Bundan 20-30 yıl öncesini düşünün. Kuzey Kıbrıs Türk Cumhuriyeti'nin en hızlı gelişen ve devlet bütçesine "önemli" kaynak sağlayan sektörü hangisiydi? "Gece Kulüpleri". Bugün Hâlâ yaşamını sürdüren bu sektör, Devlet eliyle "yasal" fuhuş yapılmasına, hastahanelerde kontrol zorunluluğu getirerek göz yumulmaktadır. Ve elbette sorsanız, memlekette "iş imkânı" sağladıklarını da söyleyebilirler...
Son 10 yıl içerisinde gelişen en önemli sektör ise MEYANECİLİK'tir. Meyhane; yani mey (İçki) satılan yer. 1974 öncesi Limasolu'nda çocuk olmama rağmen bazı meyhaneleri, meyhanecileri bilirdim. Hatta "meze" olarak masaya konulanların ne kadar "çeşitsiz" ve küçük kahve tabacıklarında olduğunu da aklımdadır. Genelde Kıbrıs konyağı, Gapsula (en ucuzu), Zivaniya gibi içkiler dururdu masalarda. Elbette restoranlarımız da vardı. Bugünün değimiyle "kebap evleri". Deniz kenarı şehri olmasına rağmen etcil bir toplumduk Limasol'da da. Bundandır ki "full kebab" hayatımızın içinde oluverdi.
1974 sonrası genelde köy yerlerinde salaş mekanlarda küçük küçük meyhanelerin var olduğunu, merkezlerde ise tek tük olsa da, restoran, fast foot ve pidecilerin hakimiyeti vardı. Ama bugünün Lefkoşa'sına baktığımızda, öyle bir artış olmuş ki Meyhanecilikte, bir sokakta yan yana meyhaneleri görmek mümkün. Ve elbette o geçmiş meyhane kültürü de git gide değişmiş, restoran-meyhane karışımı birşey çıkmış karşımıza.
Bu bir gerçek ki, bugünün meyhanesine giden herkes, midesinin tıka basa dolmasını, birçok çeşidin olmasını "iyi meyhane" olarak tanımlamasına neden olmaktadır. Ve elbette fiyatlar da bu konuda önemli.
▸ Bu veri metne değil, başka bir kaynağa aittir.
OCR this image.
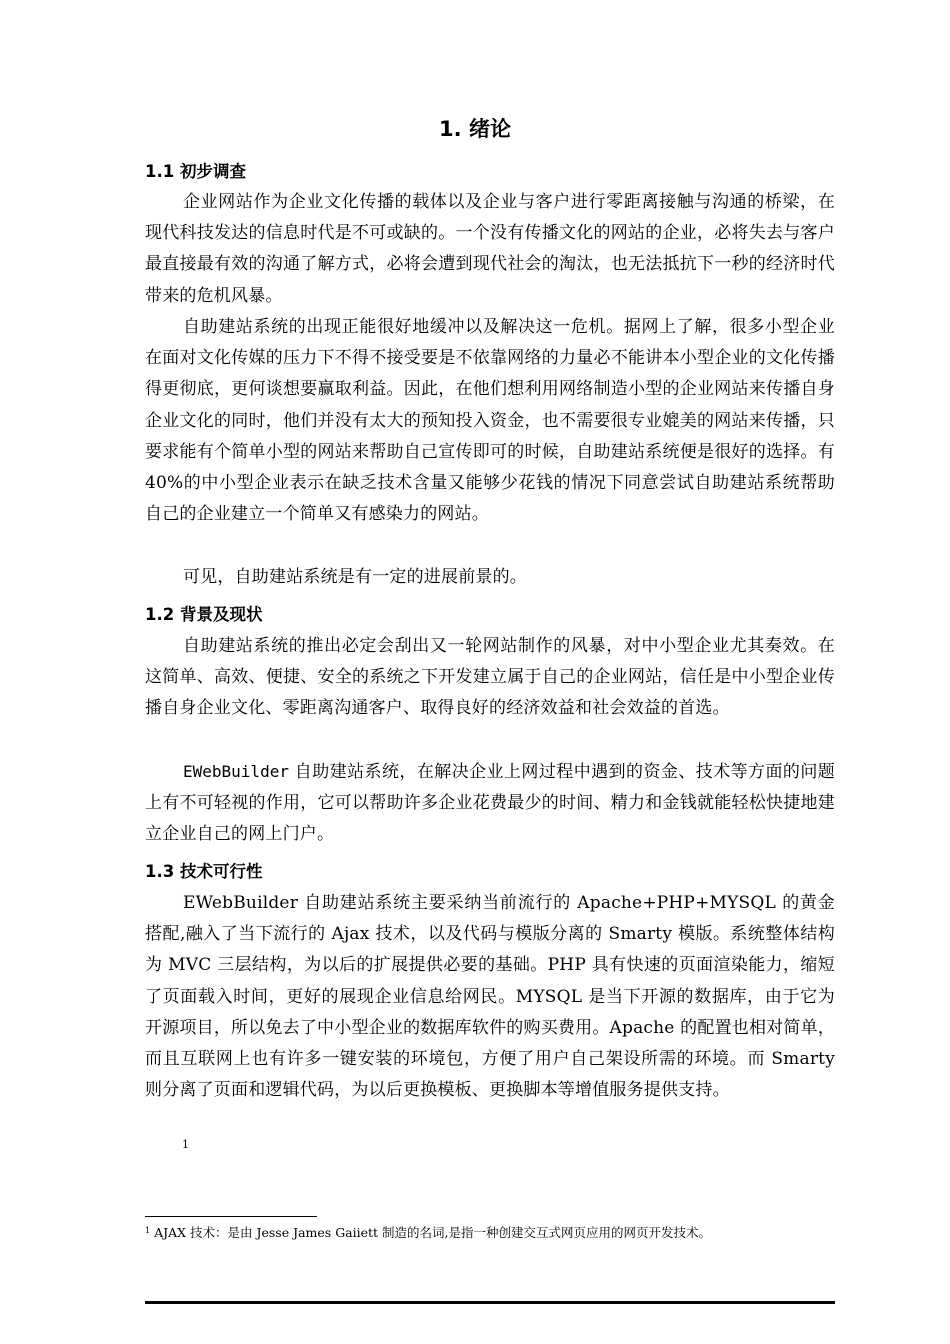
1. 绪论
1.1 初步调查

企业网站作为企业文化传播的载体以及企业与客户进行零距离接触与沟通的桥梁，在现代科技发达的信息时代是不可或缺的。一个没有传播文化的网站的企业，必将失去与客户最直接最有效的沟通了解方式，必将会遭到现代社会的淘汰，也无法抵抗下一秒的经济时代带来的危机风暴。

自助建站系统的出现正能很好地缓冲以及解决这一危机。据网上了解，很多小型企业在面对文化传媒的压力下不得不接受要是不依靠网络的力量必不能讲本小型企业的文化传播得更彻底，更何谈想要赢取利益。因此，在他们想利用网络制造小型的企业网站来传播自身企业文化的同时，他们并没有太大的预知投入资金，也不需要很专业媲美的网站来传播，只要求能有个简单小型的网站来帮助自己宣传即可的时候，自助建站系统便是很好的选择。有 40%的中小型企业表示在缺乏技术含量又能够少花钱的情况下同意尝试自助建站系统帮助自己的企业建立一个简单又有感染力的网站。

可见，自助建站系统是有一定的进展前景的。

1.2 背景及现状

自助建站系统的推出必定会刮出又一轮网站制作的风暴，对中小型企业尤其奏效。在这简单、高效、便捷、安全的系统之下开发建立属于自己的企业网站，信任是中小型企业传播自身企业文化、零距离沟通客户、取得良好的经济效益和社会效益的首选。

EWebBuilder 自助建站系统，在解决企业上网过程中遇到的资金、技术等方面的问题上有不可轻视的作用，它可以帮助许多企业花费最少的时间、精力和金钱就能轻松快捷地建立企业自己的网上门户。

1.3 技术可行性

EWebBuilder 自助建站系统主要采纳当前流行的 Apache+PHP+MYSQL 的黄金搭配,融入了当下流行的 Ajax 技术，以及代码与模版分离的 Smarty 模版。系统整体结构为 MVC 三层结构，为以后的扩展提供必要的基础。PHP 具有快速的页面渲染能力，缩短了页面载入时间，更好的展现企业信息给网民。MYSQL 是当下开源的数据库，由于它为开源项目，所以免去了中小型企业的数据库软件的购买费用。Apache 的配置也相对简单，而且互联网上也有许多一键安装的环境包，方便了用户自己架设所需的环境。而 Smarty 则分离了页面和逻辑代码，为以后更换模板、更换脚本等增值服务提供支持。

1

$^1$ AJAX 技术：是由 Jesse James Gaiiett 制造的名词,是指一种创建交互式网页应用的网页开发技术。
Ama diğer taraftan gerçek "Meyhane" kültürümüzü düşündüğümüzde, bu kültürün ne kadar yozlaşmakta ve değişmekte olduğunu da görmekteyiz.
Geçtiğimiz hafta Pazar günleri Yenidüzen gazetemizle dağıtılan Adres dergimizde, Kıbrıs Mutfağı üzerine nice araştırmalar yapmış, kitaplar yayınlamış dostum Zekai Altan'ın değişen, yozlaşan ve onun deyimiyle "asimile" olan meze kültürümüz üzerine yazdığı yazı, bana da bu konuyu sorgulatır oldu. Yiyip içerken hiç bu yönü aklıma gelmemişti doğrusu.
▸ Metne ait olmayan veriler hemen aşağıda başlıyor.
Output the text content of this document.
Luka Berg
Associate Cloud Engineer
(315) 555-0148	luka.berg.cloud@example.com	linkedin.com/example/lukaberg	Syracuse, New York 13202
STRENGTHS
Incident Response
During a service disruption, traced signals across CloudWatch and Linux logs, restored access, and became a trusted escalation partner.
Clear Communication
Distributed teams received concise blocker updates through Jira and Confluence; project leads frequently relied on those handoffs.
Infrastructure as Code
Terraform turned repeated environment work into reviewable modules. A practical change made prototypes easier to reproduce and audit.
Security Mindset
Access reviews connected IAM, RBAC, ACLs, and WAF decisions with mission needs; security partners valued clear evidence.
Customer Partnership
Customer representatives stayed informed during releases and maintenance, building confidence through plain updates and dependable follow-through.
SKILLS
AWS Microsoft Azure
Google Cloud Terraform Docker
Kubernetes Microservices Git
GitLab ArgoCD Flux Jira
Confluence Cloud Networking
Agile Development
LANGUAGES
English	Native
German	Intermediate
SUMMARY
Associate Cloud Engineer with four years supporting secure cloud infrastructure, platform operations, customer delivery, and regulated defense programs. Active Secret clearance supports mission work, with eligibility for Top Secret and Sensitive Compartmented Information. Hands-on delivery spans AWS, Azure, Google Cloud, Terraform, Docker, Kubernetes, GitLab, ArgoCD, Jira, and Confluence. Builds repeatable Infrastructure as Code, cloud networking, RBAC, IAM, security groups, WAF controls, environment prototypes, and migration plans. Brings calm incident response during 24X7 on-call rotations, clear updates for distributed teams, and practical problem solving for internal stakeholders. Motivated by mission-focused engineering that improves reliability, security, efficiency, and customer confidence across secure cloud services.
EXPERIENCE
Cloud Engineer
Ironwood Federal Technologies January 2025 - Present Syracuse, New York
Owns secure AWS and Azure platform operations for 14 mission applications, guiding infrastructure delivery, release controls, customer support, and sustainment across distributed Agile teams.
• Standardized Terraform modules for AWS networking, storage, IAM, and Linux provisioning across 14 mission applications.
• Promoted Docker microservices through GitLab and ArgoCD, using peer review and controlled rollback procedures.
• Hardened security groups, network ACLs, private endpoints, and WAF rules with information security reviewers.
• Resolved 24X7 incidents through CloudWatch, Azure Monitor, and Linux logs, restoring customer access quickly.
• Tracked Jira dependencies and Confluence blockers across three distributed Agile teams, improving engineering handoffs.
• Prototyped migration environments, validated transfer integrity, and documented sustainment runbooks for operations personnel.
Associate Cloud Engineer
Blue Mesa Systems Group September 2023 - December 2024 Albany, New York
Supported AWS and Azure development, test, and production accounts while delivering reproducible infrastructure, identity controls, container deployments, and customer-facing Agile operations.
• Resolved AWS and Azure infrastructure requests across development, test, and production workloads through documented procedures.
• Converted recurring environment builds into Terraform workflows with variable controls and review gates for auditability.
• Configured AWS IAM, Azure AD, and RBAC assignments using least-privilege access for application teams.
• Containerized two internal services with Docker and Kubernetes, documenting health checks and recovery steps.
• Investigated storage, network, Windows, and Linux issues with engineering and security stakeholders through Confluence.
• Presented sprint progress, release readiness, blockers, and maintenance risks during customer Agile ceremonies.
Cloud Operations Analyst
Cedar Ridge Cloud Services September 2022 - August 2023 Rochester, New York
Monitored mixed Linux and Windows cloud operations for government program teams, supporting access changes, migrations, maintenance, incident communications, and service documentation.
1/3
Elbette zaman ve beklentiler değişmekte.
Olayın bir meze kısmı var bir de sosyolojik açısı. Meze kısmına bakarsak, bu kültürün içerisinde yer alan bazı özgün mezelerin gitgide (Zekai dostumun deyimiyle) asimile olduğunu görmekteyiz. Zeytin ve Hellim kebabı kültürümüzün devamlılığıdır ama Çarliston biber kebabı bize ait değildir mesela. Ya da mezelerde hatta şeftali kebabında acı kullanımı da bizim kültürümüzde yoktur. Hani biraz Adana kebap misali acı, her mezeye ve yemeğe sinmiş durumda. Rus salatasıymış, ezmeymiş, közlenmiş patlıcan, kısır gibi mezeler bizim meyhane kültürünün içerisinde olmayanlardı. Elbette beğenerek yiyenlerimiz çok ama konu "meyhane kültürü" başlığıysa, bence meze merkezine "bizden" şeylerin çok daha fazla yerleştirilmesi gerekir. Ve elbette bu arz-talep meselesi.
İşte bundan dolayı yazımın başlığında "sektör" kelimesini kullandım. Yani bugünün meyhaneleri aslında meze-restoranları. İçkisi de yanında cabası. Ama dediğim gibi bu sektör çok hızlı br şekilde gelişmekte, ne kadar çok meze o kadar farklılık anlayışıyla, yarın fındık lahmacun ve çiğ köfte de dağıtılması mübah olacaktır. Belki de verilen yerler var. Bu durum kimin umurunda bilmiyorum ama benim umurumda oldu.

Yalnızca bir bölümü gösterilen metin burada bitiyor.